I successfully merged two data sets and am now trying to remove all rows with an 'NA' value for the 'Provider_name' column in R. I have tried the below commands but neither of them are deleting the rows, at all, when I write.table to csv file. R does not return any error messages. What am I missing?
OK, fixed that dumb mistake. But now I am able to see that rather than only deleting the observations for "NA" in column, "Provider_Name", it's deleting all rows with NA. Any ideas on where I'm going wrong there?
(ex_df <- data.frame(
x = c(1,NA),
y= c(NA,2)
))
ex_df[!is.na(ex_df$x),]
Can you demonstrate /prove that you are correct in your assessment that other NA's which are not associated with the provider name column NAs are also lost ?
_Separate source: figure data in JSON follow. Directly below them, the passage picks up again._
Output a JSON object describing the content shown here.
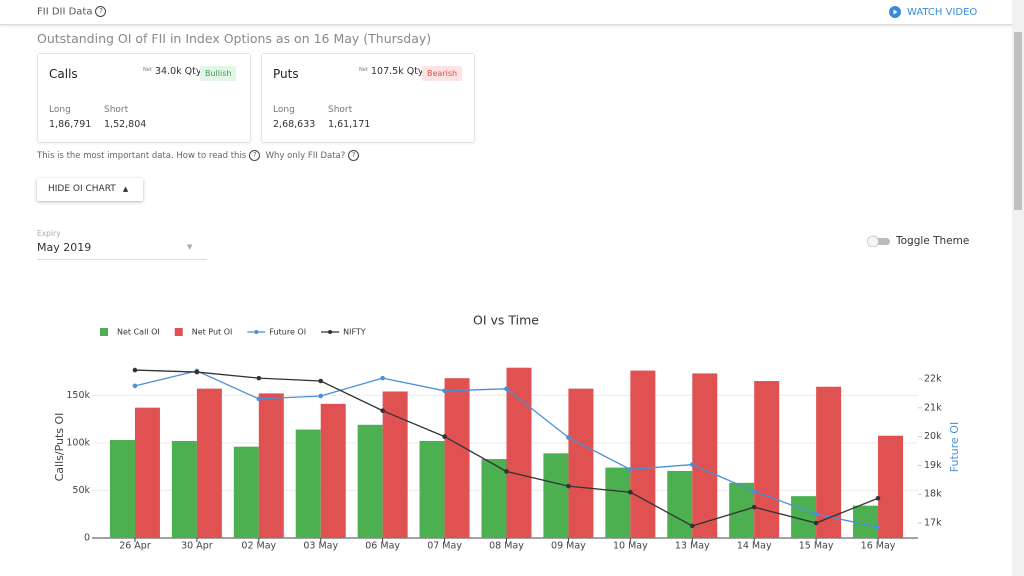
{
  "header": {
    "title": "FII DII Data",
    "action": "WATCH VIDEO"
  },
  "heading": "Outstanding OI of FII in Index Options as on 16 May (Thursday)",
  "cards": [
    {
      "title": "Calls",
      "net_prefix": "Net",
      "net": "34.0k Qty",
      "sentiment": "Bullish",
      "long_label": "Long",
      "long": "1,86,791",
      "short_label": "Short",
      "short": "1,52,804"
    },
    {
      "title": "Puts",
      "net_prefix": "Net",
      "net": "107.5k Qty",
      "sentiment": "Bearish",
      "long_label": "Long",
      "long": "2,68,633",
      "short_label": "Short",
      "short": "1,61,171"
    }
  ],
  "help": {
    "text": "This is the most important data. How to read this",
    "link": "Why only FII Data?"
  },
  "toggle_chart": "HIDE OI CHART",
  "expiry": {
    "label": "Expiry",
    "value": "May 2019"
  },
  "theme_toggle": "Toggle Theme",
  "chart_data": {
    "type": "bar",
    "title": "OI vs Time",
    "y_label": "Calls/Puts OI",
    "y2_label": "Future OI",
    "categories": [
      "26 Apr",
      "30 Apr",
      "02 May",
      "03 May",
      "06 May",
      "07 May",
      "08 May",
      "09 May",
      "10 May",
      "13 May",
      "14 May",
      "15 May",
      "16 May"
    ],
    "series": [
      {
        "name": "Net Call OI",
        "type": "bar",
        "color": "#4caf50",
        "values": [
          103000,
          102000,
          96000,
          114000,
          119000,
          102000,
          83000,
          89000,
          74000,
          70500,
          58000,
          44000,
          34000
        ]
      },
      {
        "name": "Net Put OI",
        "type": "bar",
        "color": "#e05252",
        "values": [
          137000,
          157000,
          152000,
          141000,
          154000,
          168000,
          179000,
          157000,
          176000,
          173000,
          165000,
          159000,
          107500
        ]
      },
      {
        "name": "Future OI",
        "type": "line",
        "axis": "y2",
        "color": "#4a90d9",
        "values": [
          21760,
          22280,
          21310,
          21410,
          22030,
          21590,
          21660,
          19970,
          18860,
          19030,
          18100,
          17310,
          16860
        ]
      },
      {
        "name": "NIFTY",
        "type": "line",
        "axis": "y2",
        "color": "#333333",
        "values": [
          22310,
          22240,
          22030,
          21930,
          20900,
          20000,
          18790,
          18280,
          18070,
          16900,
          17550,
          17000,
          17860
        ]
      }
    ],
    "ylim": [
      0,
      185000
    ],
    "yticks": [
      0,
      {
        "value": 50000,
        "label": "50k"
      },
      {
        "value": 100000,
        "label": "100k"
      },
      {
        "value": 150000,
        "label": "150k"
      }
    ],
    "y2lim": [
      16480,
      22590
    ],
    "y2ticks": [
      {
        "value": 17000,
        "label": "17k"
      },
      {
        "value": 18000,
        "label": "18k"
      },
      {
        "value": 19000,
        "label": "19k"
      },
      {
        "value": 20000,
        "label": "20k"
      },
      {
        "value": 21000,
        "label": "21k"
      },
      {
        "value": 22000,
        "label": "22k"
      }
    ],
    "grid": true
  }
}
The original data set contains ~65,000 observations, merged (to include one new variable) from another data set results in ~72,000 observations. "NA" appears in various variables for different reasons and a clean set of observations would result in a return to roughly ~65,000 lines after remove all observations with "NA" in Provider_Name. The result from executing the command we're discussing is ~20,500 observations instead of 65,000 which... when I manually cleaned in excel the other day, was not the case. I was able to get it to ~65,000.
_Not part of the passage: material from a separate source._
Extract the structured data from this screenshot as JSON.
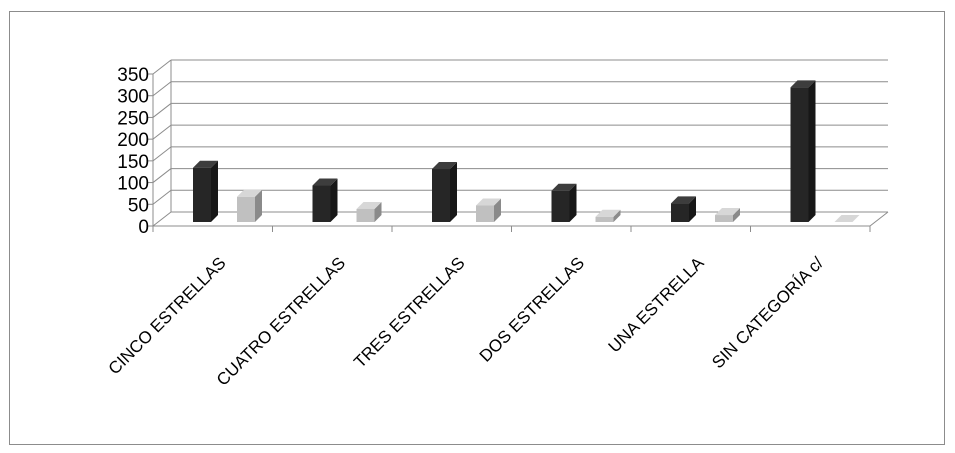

my recommendation is to go quantative and try counting the NA's in the relevant files; Perhaps your join went awry ?
if you are correct and you have way more NA in your datasets than you should, you will need to backtrack your steps and find how you are introducing them; however the shoe could be on the other foot, with the expectation you formed in excel not being born out. I can hardly comment, I didnt see the excel, and I haven't seen your data in R , nor the code you've used aside from the !is.na() stuff.
Might it have anything to do with the way the variables are "formatted" - I have Provider_Name as a "character" variable (which makes the most sense). Would that have any impact?